Sur la légalité de la décision portant obligation de quitter le territoire français :

4. La décision portant refus de séjour n'étant pas entachée d'illégalité, le moyen invoqué par la voie de l'exception à l'encontre de la décision portant obligation de quitter le territoire français, tiré de l'illégalité de cette décision, doit être écarté.

Sur la légalité de la décision fixant un délai de départ volontaire :

5. La décision portant obligation de quitter le territoire français n'étant pas entachée d'illégalité, le moyen invoqué par la voie de l'exception à l'encontre de la décision fixant un délai de départ volontaire de trente jours, tiré de l'illégalité de cette décision, doit être écarté.

6. Il résulte de l'ensemble de ce qui précède que Mme B n'est pas fondée à demander l'annulation de l'arrêté du 31 mars 2023. Ses conclusions aux fins d'annulation doivent, par suite, être rejetées.

Sur les conclusions aux fins d'injonction et d'astreinte :

7. Le présent jugement, qui rejette les conclusions aux fins d'annulation présentées par Mme B, n'appelle, par lui-même, aucune mesure d'exécution. Par suite, les conclusions aux fins d'injonction et d'astreinte présentées par la requérante doivent être rejetées.

Sur les frais liés au litige :

8. Les dispositions combinées du deuxième alinéa de l'article 37 de la loi n° 91-647 du 10 juillet 1991 et de l'article L. 761-1 du code de justice administrative font obstacle à ce que soit mise à la charge de l'Etat, qui n'est pas dans la présente instance la partie perdante, une quelconque somme au bénéfice du conseil de Mme B au titre des frais exposés et non compris dans les dépens.

DECIDE :

Article 1er : La requête de Mme B est rejetée.
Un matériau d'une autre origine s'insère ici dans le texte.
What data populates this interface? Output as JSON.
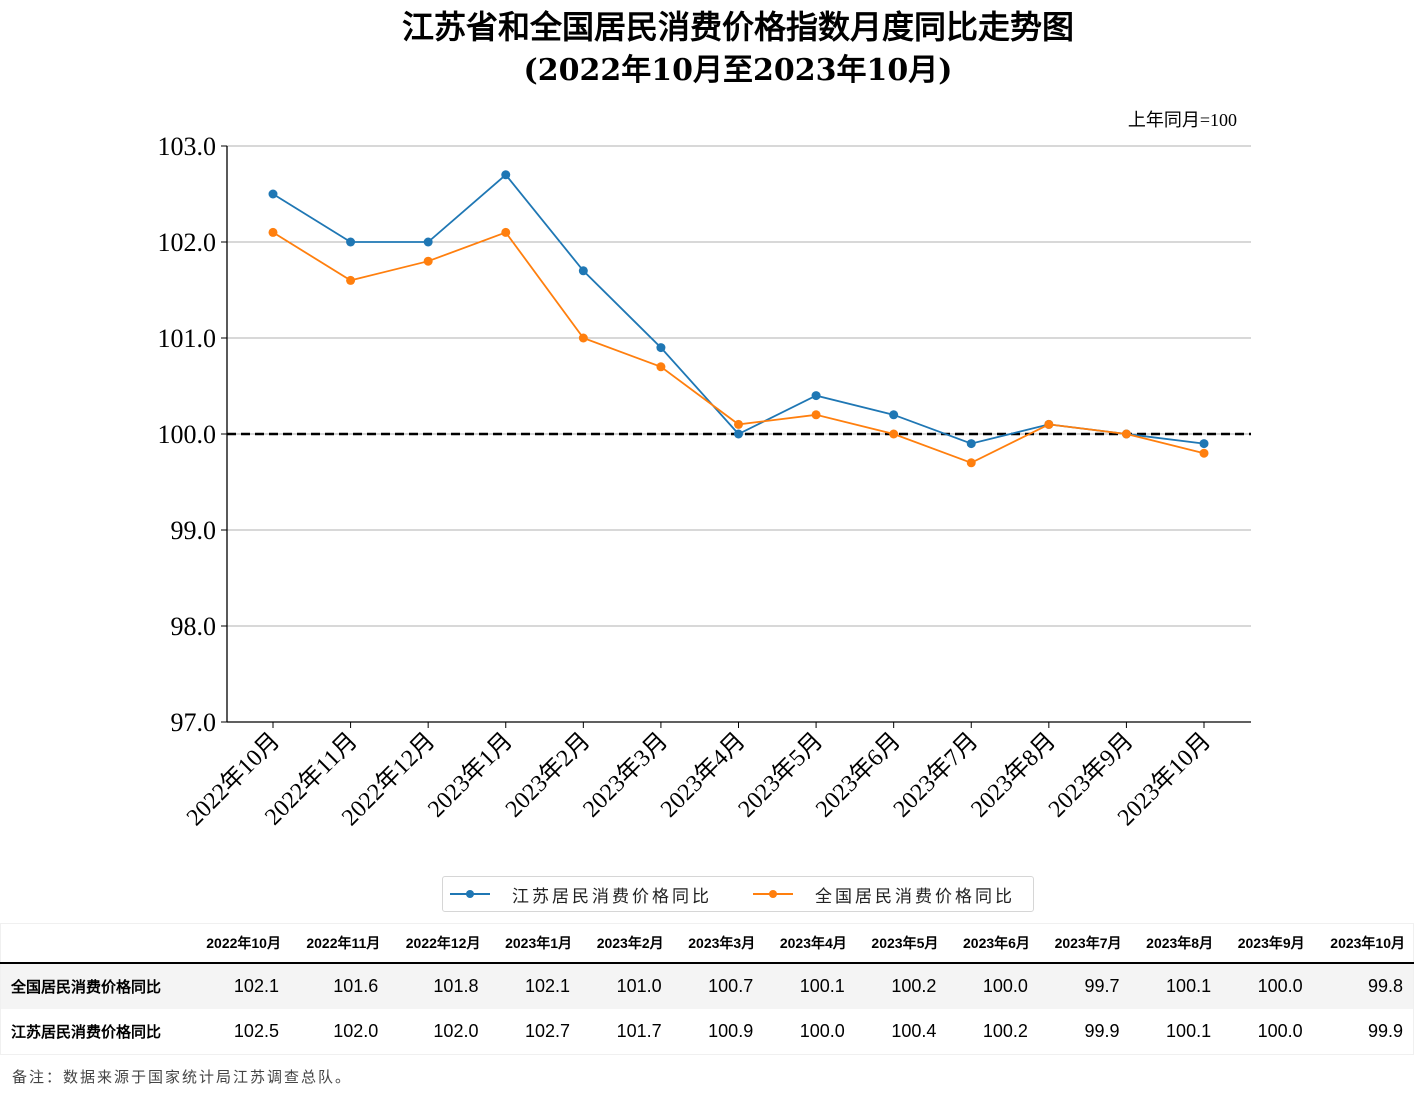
{
  "chart_data": {
    "type": "line",
    "title": "江苏省和全国居民消费价格指数月度同比走势图",
    "subtitle": "(2022年10月至2023年10月)",
    "unit_note": "上年同月=100",
    "xlabel": "",
    "ylabel": "",
    "ylim": [
      97.0,
      103.0
    ],
    "yticks": [
      "97.0",
      "98.0",
      "99.0",
      "100.0",
      "101.0",
      "102.0",
      "103.0"
    ],
    "grid": "horizontal",
    "reference_line": {
      "value": 100.0,
      "style": "dashed",
      "color": "#000000"
    },
    "categories": [
      "2022年10月",
      "2022年11月",
      "2022年12月",
      "2023年1月",
      "2023年2月",
      "2023年3月",
      "2023年4月",
      "2023年5月",
      "2023年6月",
      "2023年7月",
      "2023年8月",
      "2023年9月",
      "2023年10月"
    ],
    "series": [
      {
        "name": "江苏居民消费价格同比",
        "color": "#1f77b4",
        "values": [
          102.5,
          102.0,
          102.0,
          102.7,
          101.7,
          100.9,
          100.0,
          100.4,
          100.2,
          99.9,
          100.1,
          100.0,
          99.9
        ]
      },
      {
        "name": "全国居民消费价格同比",
        "color": "#ff7f0e",
        "values": [
          102.1,
          101.6,
          101.8,
          102.1,
          101.0,
          100.7,
          100.1,
          100.2,
          100.0,
          99.7,
          100.1,
          100.0,
          99.8
        ]
      }
    ],
    "legend": "bottom-center"
  },
  "table": {
    "columns": [
      "2022年10月",
      "2022年11月",
      "2022年12月",
      "2023年1月",
      "2023年2月",
      "2023年3月",
      "2023年4月",
      "2023年5月",
      "2023年6月",
      "2023年7月",
      "2023年8月",
      "2023年9月",
      "2023年10月"
    ],
    "rows": [
      {
        "label": "全国居民消费价格同比",
        "values": [
          "102.1",
          "101.6",
          "101.8",
          "102.1",
          "101.0",
          "100.7",
          "100.1",
          "100.2",
          "100.0",
          "99.7",
          "100.1",
          "100.0",
          "99.8"
        ]
      },
      {
        "label": "江苏居民消费价格同比",
        "values": [
          "102.5",
          "102.0",
          "102.0",
          "102.7",
          "101.7",
          "100.9",
          "100.0",
          "100.4",
          "100.2",
          "99.9",
          "100.1",
          "100.0",
          "99.9"
        ]
      }
    ]
  },
  "note": "备注：数据来源于国家统计局江苏调查总队。"
}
Article 2 : Le présent jugement sera notifié à Mme A B et au préfet du Doubs.

Délibéré après l'audience du 7 septembre 2023, à laquelle siégeaient :

- M. Pernot, premier conseiller faisant fonction de président,

- M. Seytel, conseiller,

- Mme Marquesuzaa, conseillère.

Rendu public par mise à disposition au greffe le 28 septembre 2023.

La rapporteure,

A. MarquesuzaaLe premier conseiller faisant fonction de président,

A. PernotLa greffière,

C. Quelos

La République mande et ordonne au préfet du Doubs, en ce qui le concerne, ou à tous commissaires de justice à ce requis, en ce qui concerne les voies de droit commun contre les parties privées, de pourvoir à l'exécution de la présente décision.